Dérives

CMMI : attention aux dérives

ITIL, Cobit, CMMI sont à la mode mais attention à ne pas tomber dans le piège d’une nouvelle génération de consultants post-ISO.

ITIL, Cobit, CMMI : la mise en place de référentiels et de modèles d’amélioration des processus est définitivement la grande mode. Le Canada, il est vrai, fait figure de retardataire sur ces sujets, notamment pour tout ce qui concerne l’amélioration des processus de développement. Attention toutefois à ne pas tomber dans le panneau du “référentiel miracle” auquel voudraient faire croire une nouvelle génération de consultants post-ISO.
CMMI est à l’évidence est un bon modèle pour fournir un cadre d’amélioration des processus ; mais sa lecture un peu rapide, ou sa diffusion par des spécialistes plus experts de méthodes que de projets réussis peut faire craindre le pire.
Ainsi peut-on lire régulièrement : “Au niveau 1,
 la réussite repose essentiellement sur les individus”… comme si au niveau 3, 4 et 5, CMMI aidant, la réussite ne reposait plus sur les hommes. Croire que la qualité des processus permet de s’affranchir des individus est une dérive risquée. Le schéma rêvé de “petites mains” négociées à des taux journaliers très faibles, dont la performance et la motivation certes moyennes serait compensée par l’excellence des processus n’existe pas. Les cabinets qui tentent de diffuser ce message jouent un jeu dangereux.

Car en déployant CMMI se pose-t-on réellement la question de la réussite des projets ? Ou cherche-t-on simplement un label vendeur, un parapluie pour le cas où tout irait mal ? Là est la question.

“Se pose-t-on réellement la question de la réussite des projets ?”

Le feedback des opérationnels (“les gens dans le cambouis”) sur l’application d’un CMMI déshumanisé sont bien différents des messages affichés dans les Powerpoint des salles de réunion. Tous les travers anticipables sont au rendez-vous, comme dans toute démarche qualité appliquée à l’emporte-pièce : déresponsabilisation des acteurs quant à la réussite globale des projets, baisse de la motivation, chute de la créativité.

Parmi les dangers, la chute de la créativité est probablement la plus à craindre. Réduction des coûts rime souvent avec mise en ordre de marche bien serré, ambiance “je ne veux pas voir de tête qui dépasse”. Les grands intégrateurs en pleine restructuration sont les premiers à en faire les frais. Ce type d’approche, couplée à la mise en place scolaire d’une démarche qualité a pour effet immédiat de faire partir les code warriors, les génies créatifs, les personnalités charismatiques : bref les catalyseurs de succès des projets.

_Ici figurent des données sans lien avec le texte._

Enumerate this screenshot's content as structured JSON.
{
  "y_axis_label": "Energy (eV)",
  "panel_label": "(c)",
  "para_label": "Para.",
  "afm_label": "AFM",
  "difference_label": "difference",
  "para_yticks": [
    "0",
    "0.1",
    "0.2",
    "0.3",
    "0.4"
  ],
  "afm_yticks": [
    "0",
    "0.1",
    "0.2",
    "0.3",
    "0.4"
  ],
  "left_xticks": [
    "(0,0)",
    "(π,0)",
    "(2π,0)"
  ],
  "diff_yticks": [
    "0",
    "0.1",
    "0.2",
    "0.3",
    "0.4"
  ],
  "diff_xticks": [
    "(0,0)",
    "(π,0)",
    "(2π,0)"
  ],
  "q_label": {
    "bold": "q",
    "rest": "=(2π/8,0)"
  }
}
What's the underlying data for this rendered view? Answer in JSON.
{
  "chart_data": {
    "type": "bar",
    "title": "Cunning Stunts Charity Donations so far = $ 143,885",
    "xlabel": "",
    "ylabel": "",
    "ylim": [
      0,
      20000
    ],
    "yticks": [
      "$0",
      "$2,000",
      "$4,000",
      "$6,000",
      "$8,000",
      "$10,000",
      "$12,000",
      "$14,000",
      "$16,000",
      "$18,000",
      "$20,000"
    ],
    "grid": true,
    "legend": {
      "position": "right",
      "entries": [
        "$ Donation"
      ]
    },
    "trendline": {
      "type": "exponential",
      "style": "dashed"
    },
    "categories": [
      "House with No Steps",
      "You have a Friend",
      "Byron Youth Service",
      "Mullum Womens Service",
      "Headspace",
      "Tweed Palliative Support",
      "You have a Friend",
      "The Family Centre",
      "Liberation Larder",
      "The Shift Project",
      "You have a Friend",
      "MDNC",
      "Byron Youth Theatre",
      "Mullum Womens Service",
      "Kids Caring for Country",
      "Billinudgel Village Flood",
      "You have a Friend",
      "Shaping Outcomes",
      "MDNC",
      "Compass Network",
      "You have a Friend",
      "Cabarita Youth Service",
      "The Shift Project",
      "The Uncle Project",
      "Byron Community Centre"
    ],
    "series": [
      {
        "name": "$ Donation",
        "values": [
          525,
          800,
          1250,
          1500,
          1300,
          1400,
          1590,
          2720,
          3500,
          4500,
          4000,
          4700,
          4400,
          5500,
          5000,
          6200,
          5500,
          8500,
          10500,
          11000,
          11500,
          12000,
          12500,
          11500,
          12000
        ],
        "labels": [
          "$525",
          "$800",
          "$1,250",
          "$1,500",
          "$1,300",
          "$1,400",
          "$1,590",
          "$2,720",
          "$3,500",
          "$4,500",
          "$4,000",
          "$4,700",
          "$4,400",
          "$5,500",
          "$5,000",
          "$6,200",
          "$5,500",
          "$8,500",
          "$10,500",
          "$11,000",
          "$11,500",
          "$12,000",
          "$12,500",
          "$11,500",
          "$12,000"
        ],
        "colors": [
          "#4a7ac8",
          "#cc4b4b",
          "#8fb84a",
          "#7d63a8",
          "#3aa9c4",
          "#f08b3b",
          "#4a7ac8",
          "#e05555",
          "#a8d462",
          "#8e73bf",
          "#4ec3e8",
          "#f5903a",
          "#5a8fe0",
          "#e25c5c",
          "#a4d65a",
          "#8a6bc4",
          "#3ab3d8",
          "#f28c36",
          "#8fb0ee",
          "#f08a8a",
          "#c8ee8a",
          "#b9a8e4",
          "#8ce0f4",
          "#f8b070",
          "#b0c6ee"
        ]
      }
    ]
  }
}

Ne plus avoir de “tête qui dépasse”, c’est l’assurance d’avoir une armée de bons soldats qui vont droit dans le mur avec ceintures et bretelles (“on a pourtant suivi les processus !”) ; c’est l’assurance de ne faire ni pire ni mieux que les autres entreprises qui ont suivi les mêmes conseils éclairés de cabinets un peu trop éloignés du terrain. C’est la garantie de ne créer aucun “petit plus” qui fera la différence face au concurrent.

Oui, la mise en place d’une démarche d’amélioration des processus est indispensable. Oui, elle peut être un support pour les équipes sur le terrain, un facteur de productivité et d’amélioration de la conformité aux exigences. A condition que son application ne se résume pas à un parachutage “top-down” de pratiques, mais à un travail sur le terrain, avec les équipes opérationnelles, en commençant par les points les plus critiques de la vraie vie des projets. Moins facile, moins mode, mais peut-être plus efficace.